By Pat DeMono
Back in September, the Delaware River was reportedly at it's lowest level in about 50 years.

Christine and Richard Hutton were on a rafting trip just a few miles from their push-off point at Jerry’s Three River Campground in Pond Eddy. They had about dozen of their colleagues with them at the time. That's when they discovered something strange in the low river

See the pic HERE

“One of our associates stepped out to a rock in the middle of the river, and picked up what looked like a stone tablet,” recalled Christine Hutton. It was large, and it was heavy. When the man began to read from it aloud, his friends thought he was joking - parodying Moses holding the commandments in stone. “But then we quickly realized he wasn’t making up the words. And when he turned the rock around and exposed the writing ... our mouths gaped open.”

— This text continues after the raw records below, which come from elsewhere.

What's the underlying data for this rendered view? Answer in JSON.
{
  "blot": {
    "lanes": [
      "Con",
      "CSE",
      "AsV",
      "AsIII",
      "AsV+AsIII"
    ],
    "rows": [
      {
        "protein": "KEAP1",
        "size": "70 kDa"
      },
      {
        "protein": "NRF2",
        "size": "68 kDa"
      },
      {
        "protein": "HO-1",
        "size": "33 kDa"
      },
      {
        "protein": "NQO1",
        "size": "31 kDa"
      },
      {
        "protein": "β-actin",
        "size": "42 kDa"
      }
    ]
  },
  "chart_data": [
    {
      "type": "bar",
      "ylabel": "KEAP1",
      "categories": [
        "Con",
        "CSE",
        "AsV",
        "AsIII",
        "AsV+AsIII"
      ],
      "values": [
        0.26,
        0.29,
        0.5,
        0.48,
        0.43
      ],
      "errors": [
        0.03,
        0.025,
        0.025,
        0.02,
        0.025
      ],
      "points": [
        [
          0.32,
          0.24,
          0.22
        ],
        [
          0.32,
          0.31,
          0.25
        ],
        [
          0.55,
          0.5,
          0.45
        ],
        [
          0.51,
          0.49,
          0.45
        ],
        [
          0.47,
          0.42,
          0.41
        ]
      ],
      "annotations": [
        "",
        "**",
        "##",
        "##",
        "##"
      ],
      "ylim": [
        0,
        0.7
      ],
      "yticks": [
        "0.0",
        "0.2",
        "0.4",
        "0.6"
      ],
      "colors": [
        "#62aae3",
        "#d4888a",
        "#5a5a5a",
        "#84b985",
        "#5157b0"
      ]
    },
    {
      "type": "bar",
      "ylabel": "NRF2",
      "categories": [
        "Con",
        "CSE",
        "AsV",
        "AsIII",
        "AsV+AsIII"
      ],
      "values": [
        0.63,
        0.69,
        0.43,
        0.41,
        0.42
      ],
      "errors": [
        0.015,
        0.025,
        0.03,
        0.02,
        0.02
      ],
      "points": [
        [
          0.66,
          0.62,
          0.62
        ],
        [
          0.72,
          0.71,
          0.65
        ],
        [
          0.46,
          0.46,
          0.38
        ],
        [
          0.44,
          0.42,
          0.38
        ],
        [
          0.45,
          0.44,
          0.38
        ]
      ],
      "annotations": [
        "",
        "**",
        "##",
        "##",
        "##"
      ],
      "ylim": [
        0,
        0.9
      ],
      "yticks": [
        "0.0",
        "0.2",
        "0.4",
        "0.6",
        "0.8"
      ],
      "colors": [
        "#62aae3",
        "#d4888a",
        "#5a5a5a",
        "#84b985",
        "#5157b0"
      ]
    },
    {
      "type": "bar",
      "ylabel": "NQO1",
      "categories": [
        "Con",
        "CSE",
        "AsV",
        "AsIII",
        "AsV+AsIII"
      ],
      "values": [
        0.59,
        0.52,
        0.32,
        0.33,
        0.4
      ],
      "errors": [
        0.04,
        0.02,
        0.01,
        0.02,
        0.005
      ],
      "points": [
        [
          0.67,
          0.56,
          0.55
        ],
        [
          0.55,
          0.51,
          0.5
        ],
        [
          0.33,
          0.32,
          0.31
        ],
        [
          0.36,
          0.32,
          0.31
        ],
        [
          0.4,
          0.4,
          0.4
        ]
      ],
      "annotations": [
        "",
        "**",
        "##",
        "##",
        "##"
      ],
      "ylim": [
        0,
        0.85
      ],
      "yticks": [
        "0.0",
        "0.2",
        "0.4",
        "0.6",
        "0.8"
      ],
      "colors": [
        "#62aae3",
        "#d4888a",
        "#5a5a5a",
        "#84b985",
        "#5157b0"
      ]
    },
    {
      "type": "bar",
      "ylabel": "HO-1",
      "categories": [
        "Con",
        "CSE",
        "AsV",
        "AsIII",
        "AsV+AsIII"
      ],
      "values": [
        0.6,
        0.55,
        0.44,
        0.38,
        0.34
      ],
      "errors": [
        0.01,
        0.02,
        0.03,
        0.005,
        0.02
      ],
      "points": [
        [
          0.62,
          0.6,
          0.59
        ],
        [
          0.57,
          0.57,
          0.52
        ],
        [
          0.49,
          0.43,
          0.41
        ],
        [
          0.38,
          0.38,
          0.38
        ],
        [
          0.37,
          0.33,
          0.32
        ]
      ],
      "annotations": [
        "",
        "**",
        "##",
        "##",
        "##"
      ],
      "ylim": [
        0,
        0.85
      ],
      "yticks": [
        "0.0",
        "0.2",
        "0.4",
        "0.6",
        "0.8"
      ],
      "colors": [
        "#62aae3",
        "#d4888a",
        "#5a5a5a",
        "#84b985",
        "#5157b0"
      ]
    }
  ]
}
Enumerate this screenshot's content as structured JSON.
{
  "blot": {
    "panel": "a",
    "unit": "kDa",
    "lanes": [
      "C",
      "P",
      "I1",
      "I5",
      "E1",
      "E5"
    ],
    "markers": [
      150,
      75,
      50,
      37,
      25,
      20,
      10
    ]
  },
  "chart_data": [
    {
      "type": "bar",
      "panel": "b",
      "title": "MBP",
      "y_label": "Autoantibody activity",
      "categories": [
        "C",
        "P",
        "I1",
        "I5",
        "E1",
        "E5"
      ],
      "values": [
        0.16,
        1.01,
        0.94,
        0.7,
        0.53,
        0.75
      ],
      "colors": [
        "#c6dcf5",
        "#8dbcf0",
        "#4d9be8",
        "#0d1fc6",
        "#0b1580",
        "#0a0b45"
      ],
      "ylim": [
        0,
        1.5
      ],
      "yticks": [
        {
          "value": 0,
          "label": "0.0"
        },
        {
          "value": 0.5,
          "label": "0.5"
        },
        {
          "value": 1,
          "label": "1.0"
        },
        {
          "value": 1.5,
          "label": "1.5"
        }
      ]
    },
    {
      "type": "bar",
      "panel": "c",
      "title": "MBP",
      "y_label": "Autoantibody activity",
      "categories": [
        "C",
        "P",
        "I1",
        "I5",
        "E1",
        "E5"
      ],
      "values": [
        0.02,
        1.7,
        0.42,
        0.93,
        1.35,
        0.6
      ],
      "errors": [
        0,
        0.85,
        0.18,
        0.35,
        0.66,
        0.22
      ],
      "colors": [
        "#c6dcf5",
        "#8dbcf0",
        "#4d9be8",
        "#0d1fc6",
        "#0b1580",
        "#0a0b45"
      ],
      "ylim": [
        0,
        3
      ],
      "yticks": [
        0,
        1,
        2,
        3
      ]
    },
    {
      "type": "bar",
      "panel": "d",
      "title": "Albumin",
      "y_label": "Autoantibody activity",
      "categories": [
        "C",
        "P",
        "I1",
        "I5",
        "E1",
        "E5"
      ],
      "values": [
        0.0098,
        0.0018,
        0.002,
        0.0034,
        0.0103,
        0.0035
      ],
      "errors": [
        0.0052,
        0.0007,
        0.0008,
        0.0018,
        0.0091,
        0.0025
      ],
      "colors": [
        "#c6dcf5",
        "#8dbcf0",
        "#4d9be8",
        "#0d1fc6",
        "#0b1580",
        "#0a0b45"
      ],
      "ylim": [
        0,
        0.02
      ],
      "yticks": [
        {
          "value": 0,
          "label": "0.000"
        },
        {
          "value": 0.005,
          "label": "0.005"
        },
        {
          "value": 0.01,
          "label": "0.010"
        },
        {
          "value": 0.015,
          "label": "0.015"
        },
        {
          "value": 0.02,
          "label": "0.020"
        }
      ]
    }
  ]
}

The Huttons were naturally curious, so they brought the tablet home with them to Leonia, New Jersey. The stone slab is estimated to be about 20 inches in length and its upper portion is just as wide. It weighs somewhere between 40 and 50 pounds.

The words are etched deeply in neat, block letters. It reads

“I’ve been called away from this place, my task here is done

I leave early but don’t be troubled for my soul is always with you

I’ve left behind a story, one in which your (sic) all involved

And now it is your turn to fill up the final pages

My love will always stand like mountains mighty and unmoving

Look for me each night for I will rest underneath the stars

Hear me in the winds as destiny blow (sic) us closer

Forevermore”

Christine Hutton said that she has tried to research phrases from the tablet, but couldn't find any trace of an existing poem. or anything linking it to another language. Hutton said the internet came up with no results.

An image was posted by the Huttons' daughter on the image-sharing site, Imgur. Over three hundred thousand have viewed the pic and hundreds commented, with speculations of it's origins ranging from a gravemarker to a suicide note.

The Huttons are making a plea to anyone who knows something about the stone to help solve the mystery. The Times Herald Record reports that it was found on September 11 on the Pennsylvania side of the Delaware, in the general vicinity of Homeyer Road in Sparrowbush.